SD names tend to indicate their generalised region (e.g. Far North in Queensland). SD names are unique only within an S/T as a small number of SD names are replicated between the States (see example below). SD names become unique when used in conjunction with their SD codes or referenced to their respective State code. One Off - Shore Areas & Migratory SD is defined for each S/T except the Australian Capital Territory and the Other Territories.
|Central West (in New South Wales and Queensland)|
Northern (in New South Wales, Queensland, South Australia and Tasmania)
South West (in Queensland and Western Australia)
South Eastern (in New South Wales and Western Australia)
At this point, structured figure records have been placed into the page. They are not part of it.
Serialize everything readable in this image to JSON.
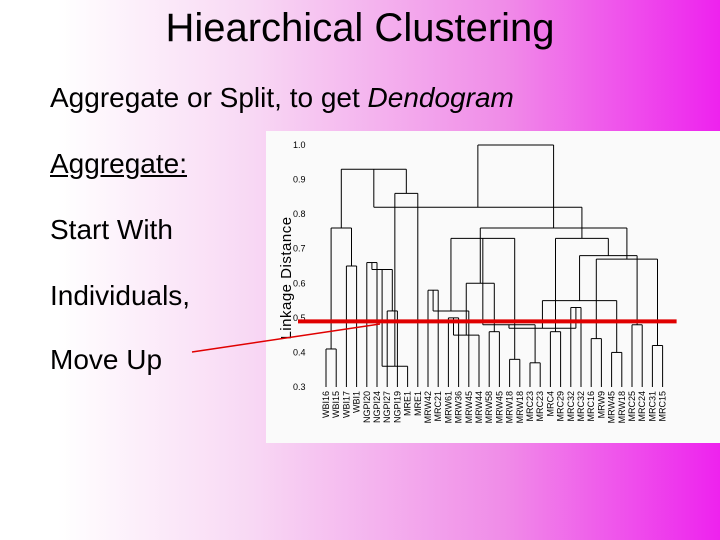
{
  "slide": {
    "title": "Hiearchical Clustering",
    "subtitle_prefix": "Aggregate or Split, to get ",
    "subtitle_emphasis": "Dendogram",
    "bullets": [
      "Aggregate:",
      "Start With",
      "Individuals,",
      "Move Up"
    ]
  },
  "chart_data": {
    "type": "dendrogram",
    "ylabel": "Linkage Distance",
    "yticks": [
      "1.0",
      "0.9",
      "0.8",
      "0.7",
      "0.6",
      "0.5",
      "0.4",
      "0.3"
    ],
    "ylim": [
      0.3,
      1.0
    ],
    "leaves": [
      "WBI16",
      "WBI15",
      "WBI17",
      "WBI1",
      "NGPI20",
      "NGPI24",
      "NGPI27",
      "NGPI19",
      "MRE1",
      "MRE1",
      "MRW42",
      "MRC21",
      "MRW61",
      "MRW36",
      "MRW45",
      "MRW44",
      "MRW58",
      "MRW45",
      "MRW18",
      "MRW18",
      "MRC23",
      "MRC23",
      "MRC4",
      "MRC29",
      "MRC32",
      "MRC32",
      "MRC16",
      "MRW9",
      "MRW45",
      "MRW18",
      "MRC25",
      "MRC24",
      "MRC31",
      "MRC15"
    ],
    "cut_height": 0.49,
    "colors": {
      "cut_line": "#e00000",
      "tree": "#000000"
    },
    "merges": [
      [
        0,
        1,
        0.41
      ],
      [
        2,
        3,
        0.65
      ],
      [
        34,
        35,
        0.76
      ],
      [
        4,
        5,
        0.66
      ],
      [
        6,
        7,
        0.52
      ],
      [
        37,
        38,
        0.64
      ],
      [
        39,
        8,
        0.36
      ],
      [
        40,
        9,
        0.86
      ],
      [
        36,
        41,
        0.93
      ],
      [
        10,
        11,
        0.58
      ],
      [
        12,
        13,
        0.5
      ],
      [
        43,
        14,
        0.52
      ],
      [
        44,
        15,
        0.45
      ],
      [
        16,
        17,
        0.46
      ],
      [
        18,
        19,
        0.38
      ],
      [
        46,
        47,
        0.6
      ],
      [
        45,
        48,
        0.73
      ],
      [
        20,
        21,
        0.37
      ],
      [
        22,
        23,
        0.46
      ],
      [
        50,
        51,
        0.48
      ],
      [
        24,
        25,
        0.53
      ],
      [
        26,
        27,
        0.44
      ],
      [
        53,
        54,
        0.47
      ],
      [
        28,
        29,
        0.4
      ],
      [
        30,
        31,
        0.48
      ],
      [
        56,
        57,
        0.55
      ],
      [
        32,
        33,
        0.42
      ],
      [
        58,
        59,
        0.68
      ],
      [
        55,
        60,
        0.67
      ],
      [
        52,
        61,
        0.73
      ],
      [
        49,
        62,
        0.76
      ],
      [
        42,
        63,
        0.82
      ],
      [
        64,
        65,
        1.0
      ]
    ]
  }
}
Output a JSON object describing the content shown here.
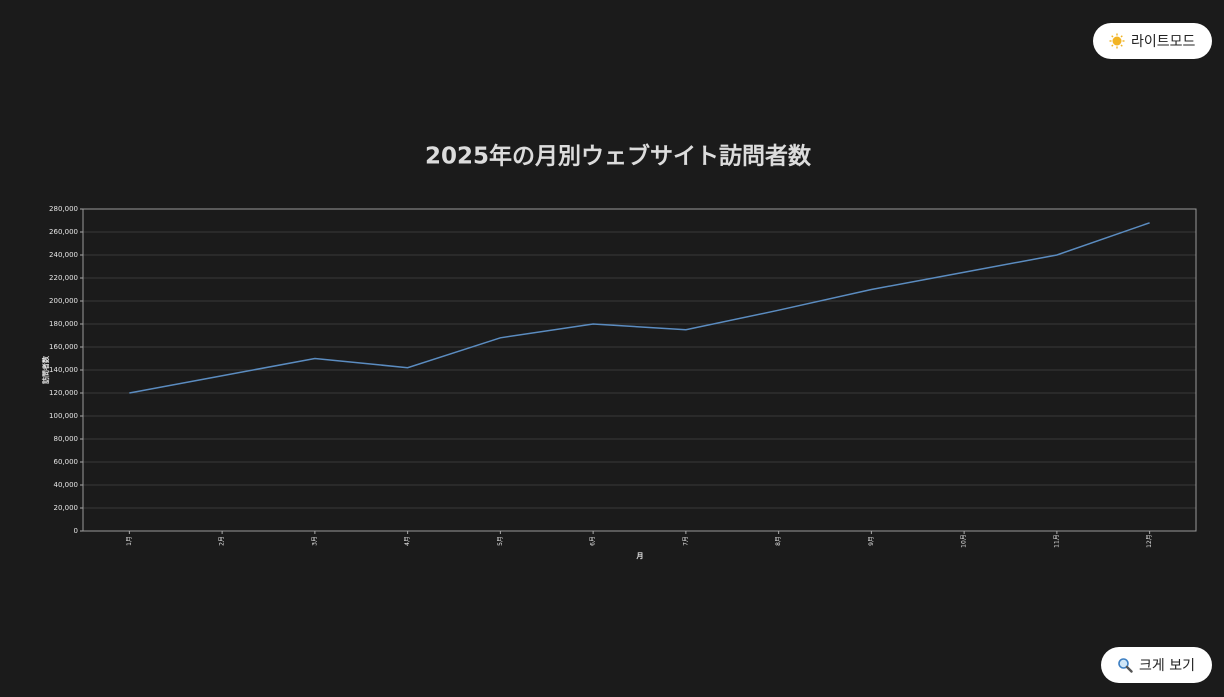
{
  "chart_data": {
    "type": "line",
    "title": "2025年の月別ウェブサイト訪問者数",
    "x_label": "月",
    "y_label": "訪問者数",
    "categories": [
      "1月",
      "2月",
      "3月",
      "4月",
      "5月",
      "6月",
      "7月",
      "8月",
      "9月",
      "10月",
      "11月",
      "12月"
    ],
    "values": [
      120000,
      135000,
      150000,
      142000,
      168000,
      180000,
      175000,
      192000,
      210000,
      225000,
      240000,
      268000
    ],
    "color": "#5b8cc0",
    "ylim": [
      0,
      280000
    ],
    "yticks": [
      0,
      {
        "value": 20000,
        "label": "20,000"
      },
      {
        "value": 40000,
        "label": "40,000"
      },
      {
        "value": 60000,
        "label": "60,000"
      },
      {
        "value": 80000,
        "label": "80,000"
      },
      {
        "value": 100000,
        "label": "100,000"
      },
      {
        "value": 120000,
        "label": "120,000"
      },
      {
        "value": 140000,
        "label": "140,000"
      },
      {
        "value": 160000,
        "label": "160,000"
      },
      {
        "value": 180000,
        "label": "180,000"
      },
      {
        "value": 200000,
        "label": "200,000"
      },
      {
        "value": 220000,
        "label": "220,000"
      },
      {
        "value": 240000,
        "label": "240,000"
      },
      {
        "value": 260000,
        "label": "260,000"
      },
      {
        "value": 280000,
        "label": "280,000"
      }
    ],
    "grid": true
  },
  "ui": {
    "theme_button": "라이트모드",
    "zoom_button": "크게 보기"
  }
}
The coding conventions for SDs are as follows:
- SDs are identified by unique two - digit codes within an S/T. Unique Australia - wide identification of SDs requires a three - digit code comprising S/T code (digit 1) and SD code (digits 2 - 3)
- The SD code 85 is reserved for Off - Shore Areas & Migratory SDs and the SD code 88 has been reserved for special purposes (see chapter 8).
- In the Main Structure, SD codes are arranged in ascending numerical order within an S/T. Gaps have been provided between the codes for future expansion or change.